Internet Statement 2006-32

 

Gedanken zum 1. Mai  -  Gewerkschaften und Globalisierung

Uwe Müller, 1.Mai 2006      

Liest man das diesjährige 1.Mai-Motto des DGB, so überkommt einen ein komisches Gefühl. Was soll das denn heißen: „Deine Würde ist unser Maß“? Was soll dieses leere Gerede von „Würde“ oder von einer Politik „die dem Gemeinwohl verpflichtet ist“? Es klingt wie das Wort zum Sonntag. Fromme Wünsche und leere Phrasen. Man sollte diese in der Kirche lassen, am 1. Mai jedenfalls haben sie nichts zu suchen.

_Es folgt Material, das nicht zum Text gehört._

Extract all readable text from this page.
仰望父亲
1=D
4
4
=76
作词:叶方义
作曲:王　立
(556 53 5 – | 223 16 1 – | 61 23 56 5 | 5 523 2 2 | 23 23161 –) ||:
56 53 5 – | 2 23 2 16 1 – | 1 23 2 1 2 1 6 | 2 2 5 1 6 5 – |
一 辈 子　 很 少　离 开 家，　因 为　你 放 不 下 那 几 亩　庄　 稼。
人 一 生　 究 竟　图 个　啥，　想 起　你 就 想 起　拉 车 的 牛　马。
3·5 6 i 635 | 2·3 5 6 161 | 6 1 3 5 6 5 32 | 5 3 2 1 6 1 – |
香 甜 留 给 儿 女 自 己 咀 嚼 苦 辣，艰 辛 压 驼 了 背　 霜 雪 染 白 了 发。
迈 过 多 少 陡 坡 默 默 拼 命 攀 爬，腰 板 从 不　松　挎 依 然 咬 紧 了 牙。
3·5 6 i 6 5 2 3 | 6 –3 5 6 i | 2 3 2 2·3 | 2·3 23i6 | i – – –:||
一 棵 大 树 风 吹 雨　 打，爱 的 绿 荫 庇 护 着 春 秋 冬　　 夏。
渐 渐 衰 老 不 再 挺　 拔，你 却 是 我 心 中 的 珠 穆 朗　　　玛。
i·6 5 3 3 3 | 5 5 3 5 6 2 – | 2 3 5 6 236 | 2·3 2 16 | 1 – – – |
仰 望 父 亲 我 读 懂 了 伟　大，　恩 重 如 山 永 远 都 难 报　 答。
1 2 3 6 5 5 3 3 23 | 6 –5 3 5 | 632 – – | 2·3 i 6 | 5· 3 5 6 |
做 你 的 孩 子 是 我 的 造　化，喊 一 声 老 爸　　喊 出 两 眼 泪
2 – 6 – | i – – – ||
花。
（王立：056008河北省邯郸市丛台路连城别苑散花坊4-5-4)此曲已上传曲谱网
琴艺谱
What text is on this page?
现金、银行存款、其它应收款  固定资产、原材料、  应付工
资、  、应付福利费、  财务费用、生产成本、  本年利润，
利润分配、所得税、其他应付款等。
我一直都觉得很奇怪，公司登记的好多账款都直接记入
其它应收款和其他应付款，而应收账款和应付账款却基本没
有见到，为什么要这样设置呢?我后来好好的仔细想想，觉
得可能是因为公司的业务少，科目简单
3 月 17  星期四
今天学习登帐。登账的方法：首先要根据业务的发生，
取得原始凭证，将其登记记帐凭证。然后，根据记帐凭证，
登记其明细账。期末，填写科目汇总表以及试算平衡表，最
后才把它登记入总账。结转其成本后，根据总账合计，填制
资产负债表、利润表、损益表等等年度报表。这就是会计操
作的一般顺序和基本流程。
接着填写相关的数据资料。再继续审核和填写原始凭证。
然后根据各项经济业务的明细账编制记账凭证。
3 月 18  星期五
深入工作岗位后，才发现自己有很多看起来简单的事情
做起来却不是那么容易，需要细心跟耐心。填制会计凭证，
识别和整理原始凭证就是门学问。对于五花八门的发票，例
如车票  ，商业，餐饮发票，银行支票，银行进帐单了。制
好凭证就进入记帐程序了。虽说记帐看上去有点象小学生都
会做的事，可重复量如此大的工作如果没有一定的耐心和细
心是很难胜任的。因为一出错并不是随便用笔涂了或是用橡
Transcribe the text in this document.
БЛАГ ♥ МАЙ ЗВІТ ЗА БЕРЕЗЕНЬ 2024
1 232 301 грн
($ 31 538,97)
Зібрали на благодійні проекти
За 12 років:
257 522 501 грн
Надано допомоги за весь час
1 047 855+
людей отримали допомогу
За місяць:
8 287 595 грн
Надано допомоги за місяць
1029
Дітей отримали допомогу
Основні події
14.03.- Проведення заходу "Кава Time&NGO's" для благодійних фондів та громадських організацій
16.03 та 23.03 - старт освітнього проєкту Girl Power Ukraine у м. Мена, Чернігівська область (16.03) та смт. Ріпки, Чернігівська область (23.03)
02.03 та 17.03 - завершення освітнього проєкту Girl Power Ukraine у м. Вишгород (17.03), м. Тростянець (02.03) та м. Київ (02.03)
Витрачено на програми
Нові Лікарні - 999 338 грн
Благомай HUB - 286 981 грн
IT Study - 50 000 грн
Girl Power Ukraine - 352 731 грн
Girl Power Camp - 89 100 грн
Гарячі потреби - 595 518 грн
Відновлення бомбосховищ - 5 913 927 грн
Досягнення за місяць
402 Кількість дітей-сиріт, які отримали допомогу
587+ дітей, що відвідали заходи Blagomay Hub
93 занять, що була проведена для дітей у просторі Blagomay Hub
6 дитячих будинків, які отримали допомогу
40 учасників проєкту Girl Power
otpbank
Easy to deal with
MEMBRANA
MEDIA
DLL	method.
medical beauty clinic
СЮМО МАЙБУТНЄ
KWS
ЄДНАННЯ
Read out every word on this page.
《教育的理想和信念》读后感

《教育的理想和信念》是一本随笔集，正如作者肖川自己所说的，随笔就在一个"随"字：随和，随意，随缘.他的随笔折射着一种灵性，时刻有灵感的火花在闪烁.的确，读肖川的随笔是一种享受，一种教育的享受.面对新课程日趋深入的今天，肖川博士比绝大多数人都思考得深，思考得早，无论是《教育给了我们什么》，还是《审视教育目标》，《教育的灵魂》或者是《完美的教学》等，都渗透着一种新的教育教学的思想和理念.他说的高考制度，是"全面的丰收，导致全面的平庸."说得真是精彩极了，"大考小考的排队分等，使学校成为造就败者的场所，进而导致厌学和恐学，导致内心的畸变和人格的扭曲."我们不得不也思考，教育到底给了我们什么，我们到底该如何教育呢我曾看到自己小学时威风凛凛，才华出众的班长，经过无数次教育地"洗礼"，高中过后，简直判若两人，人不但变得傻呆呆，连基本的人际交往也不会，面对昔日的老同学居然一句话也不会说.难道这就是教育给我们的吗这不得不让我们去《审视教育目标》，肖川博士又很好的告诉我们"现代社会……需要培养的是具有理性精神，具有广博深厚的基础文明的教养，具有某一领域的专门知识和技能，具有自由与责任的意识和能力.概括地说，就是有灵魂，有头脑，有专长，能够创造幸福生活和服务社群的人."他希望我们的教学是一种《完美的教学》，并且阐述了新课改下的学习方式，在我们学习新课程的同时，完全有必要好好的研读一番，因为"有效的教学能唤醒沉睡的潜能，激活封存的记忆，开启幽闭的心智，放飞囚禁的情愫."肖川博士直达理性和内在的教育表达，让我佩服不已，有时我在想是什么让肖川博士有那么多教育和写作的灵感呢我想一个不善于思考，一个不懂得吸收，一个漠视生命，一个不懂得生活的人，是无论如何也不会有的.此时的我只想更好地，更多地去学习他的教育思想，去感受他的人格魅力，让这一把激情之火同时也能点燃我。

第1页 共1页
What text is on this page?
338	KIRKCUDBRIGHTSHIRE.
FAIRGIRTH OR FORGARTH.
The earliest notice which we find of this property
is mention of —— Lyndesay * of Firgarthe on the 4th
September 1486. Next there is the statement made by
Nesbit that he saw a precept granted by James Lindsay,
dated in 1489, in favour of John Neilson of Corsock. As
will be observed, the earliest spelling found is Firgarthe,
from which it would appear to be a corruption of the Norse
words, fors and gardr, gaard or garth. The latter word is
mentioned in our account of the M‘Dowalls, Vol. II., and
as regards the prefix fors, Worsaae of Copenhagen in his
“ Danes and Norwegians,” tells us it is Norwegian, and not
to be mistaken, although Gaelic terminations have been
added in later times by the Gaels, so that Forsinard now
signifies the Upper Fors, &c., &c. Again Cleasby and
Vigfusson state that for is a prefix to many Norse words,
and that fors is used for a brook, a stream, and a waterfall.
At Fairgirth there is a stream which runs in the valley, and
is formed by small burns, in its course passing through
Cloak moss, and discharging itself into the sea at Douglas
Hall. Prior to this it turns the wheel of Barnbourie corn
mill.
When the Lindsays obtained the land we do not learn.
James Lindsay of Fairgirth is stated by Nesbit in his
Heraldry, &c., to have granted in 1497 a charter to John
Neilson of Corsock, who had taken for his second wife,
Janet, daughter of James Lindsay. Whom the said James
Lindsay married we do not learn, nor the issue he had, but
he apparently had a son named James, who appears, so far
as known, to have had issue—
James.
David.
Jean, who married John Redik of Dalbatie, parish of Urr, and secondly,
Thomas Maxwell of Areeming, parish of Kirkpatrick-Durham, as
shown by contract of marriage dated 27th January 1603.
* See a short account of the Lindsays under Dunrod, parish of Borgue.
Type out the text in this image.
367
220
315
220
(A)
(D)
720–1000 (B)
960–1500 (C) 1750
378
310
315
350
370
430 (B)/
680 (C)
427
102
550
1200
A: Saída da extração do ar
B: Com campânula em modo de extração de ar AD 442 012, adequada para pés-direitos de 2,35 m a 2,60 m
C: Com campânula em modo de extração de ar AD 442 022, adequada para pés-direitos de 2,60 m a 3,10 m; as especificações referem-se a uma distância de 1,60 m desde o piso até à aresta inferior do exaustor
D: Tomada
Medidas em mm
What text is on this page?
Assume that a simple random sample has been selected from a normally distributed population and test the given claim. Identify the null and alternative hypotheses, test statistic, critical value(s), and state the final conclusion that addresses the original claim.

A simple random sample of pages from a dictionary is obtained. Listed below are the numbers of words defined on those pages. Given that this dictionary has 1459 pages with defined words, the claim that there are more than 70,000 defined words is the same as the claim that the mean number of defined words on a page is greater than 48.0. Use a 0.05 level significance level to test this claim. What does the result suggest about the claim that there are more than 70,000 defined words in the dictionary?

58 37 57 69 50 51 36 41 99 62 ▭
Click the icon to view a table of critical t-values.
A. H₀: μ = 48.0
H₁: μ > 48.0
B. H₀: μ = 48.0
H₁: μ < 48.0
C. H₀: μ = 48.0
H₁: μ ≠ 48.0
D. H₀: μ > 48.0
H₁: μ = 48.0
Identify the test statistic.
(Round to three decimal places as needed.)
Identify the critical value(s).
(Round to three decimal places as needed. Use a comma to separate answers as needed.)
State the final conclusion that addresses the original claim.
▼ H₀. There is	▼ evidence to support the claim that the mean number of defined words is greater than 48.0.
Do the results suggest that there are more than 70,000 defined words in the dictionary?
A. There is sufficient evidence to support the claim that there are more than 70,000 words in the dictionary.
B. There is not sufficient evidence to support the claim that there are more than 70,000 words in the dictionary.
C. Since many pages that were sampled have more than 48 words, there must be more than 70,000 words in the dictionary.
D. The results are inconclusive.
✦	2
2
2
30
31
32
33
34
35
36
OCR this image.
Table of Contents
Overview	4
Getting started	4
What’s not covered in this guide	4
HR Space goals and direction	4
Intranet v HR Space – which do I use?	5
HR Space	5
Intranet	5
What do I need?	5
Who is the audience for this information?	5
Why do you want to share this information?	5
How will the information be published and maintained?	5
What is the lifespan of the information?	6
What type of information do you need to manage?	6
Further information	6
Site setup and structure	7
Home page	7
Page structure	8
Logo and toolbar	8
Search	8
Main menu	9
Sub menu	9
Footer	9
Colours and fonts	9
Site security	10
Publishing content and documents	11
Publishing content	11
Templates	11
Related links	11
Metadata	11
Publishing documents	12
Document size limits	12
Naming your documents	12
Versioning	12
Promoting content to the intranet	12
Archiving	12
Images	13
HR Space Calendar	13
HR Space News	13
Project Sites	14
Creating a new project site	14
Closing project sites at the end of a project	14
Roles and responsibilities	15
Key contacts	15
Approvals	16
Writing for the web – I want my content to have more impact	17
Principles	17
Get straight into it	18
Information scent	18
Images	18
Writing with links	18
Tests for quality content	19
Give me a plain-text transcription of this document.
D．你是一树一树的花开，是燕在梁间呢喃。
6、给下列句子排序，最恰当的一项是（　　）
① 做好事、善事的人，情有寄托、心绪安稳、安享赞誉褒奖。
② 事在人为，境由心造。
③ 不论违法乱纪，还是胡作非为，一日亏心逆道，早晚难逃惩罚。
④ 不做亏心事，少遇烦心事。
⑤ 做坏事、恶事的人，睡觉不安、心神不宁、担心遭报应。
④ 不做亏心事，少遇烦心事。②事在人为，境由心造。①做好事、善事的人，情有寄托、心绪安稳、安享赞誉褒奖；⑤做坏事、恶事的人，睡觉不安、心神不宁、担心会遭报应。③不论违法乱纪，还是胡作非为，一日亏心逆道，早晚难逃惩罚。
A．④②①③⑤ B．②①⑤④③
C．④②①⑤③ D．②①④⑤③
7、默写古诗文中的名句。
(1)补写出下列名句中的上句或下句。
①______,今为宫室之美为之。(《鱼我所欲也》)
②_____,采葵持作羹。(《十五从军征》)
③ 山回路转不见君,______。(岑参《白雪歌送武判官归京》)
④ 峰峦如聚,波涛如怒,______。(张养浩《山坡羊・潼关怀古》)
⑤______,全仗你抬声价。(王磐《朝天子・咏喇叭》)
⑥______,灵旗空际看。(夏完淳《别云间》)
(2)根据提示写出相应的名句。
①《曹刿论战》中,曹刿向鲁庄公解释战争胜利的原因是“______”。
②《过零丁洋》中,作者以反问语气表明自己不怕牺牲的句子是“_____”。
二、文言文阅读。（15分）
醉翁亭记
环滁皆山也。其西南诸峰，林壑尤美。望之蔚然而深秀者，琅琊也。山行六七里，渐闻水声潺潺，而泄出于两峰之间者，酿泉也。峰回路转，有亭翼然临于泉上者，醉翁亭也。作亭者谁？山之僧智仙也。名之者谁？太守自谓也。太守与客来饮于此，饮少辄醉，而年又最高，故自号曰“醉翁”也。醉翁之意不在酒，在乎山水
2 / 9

Statt fromme Wünsche – den Tatsachen ins Auge sehen

Jeder Gewerkschafter vor Ort, jeder Kollege im Betrieb ist tagtäglich mit dem Druck und der Erpressung des Kapitals und der kapitalistischen Konkurrenz konfrontiert. Und dabei geht es nicht um „Würde“. Da geht es um ganz handfeste Dinge. „Ihr seid zu teuer! Das Werk in Tschechien produziert zehnmal billiger, das in China gar 30 mal! Wenn ihr nicht endlich nachgebt und unbezahlte Arbeit leistet und Lohneinbußen hinnehmt, dann müssen wir entlassen. Oder gar verlagern und dicht machen.“ Das ist Realität in vielen Betrieben hierzulande. Und es sind keine leeren Drohungen. Natürlich blöffen die Kapitalisten oft auch, und nutzen die Angst vor der Arbeitslosigkeit gnadenlos aus, um die Profite zu erhöhen. Aber es spiegelt auch die internationale Konkurrenz, auch der Löhne, wider. Bei allem wachsenden Unmut, der Erpressung auf betrieblicher Ebene wird aus Angst um den Arbeitsplatz nachgegeben. Die Arbeitszeit wird unentgeltlich erhöht, das Urlaubs- und Weihnachtsgeldgeld gestrichen, der Lohn gekürzt. Was sollen einzelne und isolierte Belegschaften auch machen? Sie sind dieser Erpressung letztlich hilflos ausgeliefert.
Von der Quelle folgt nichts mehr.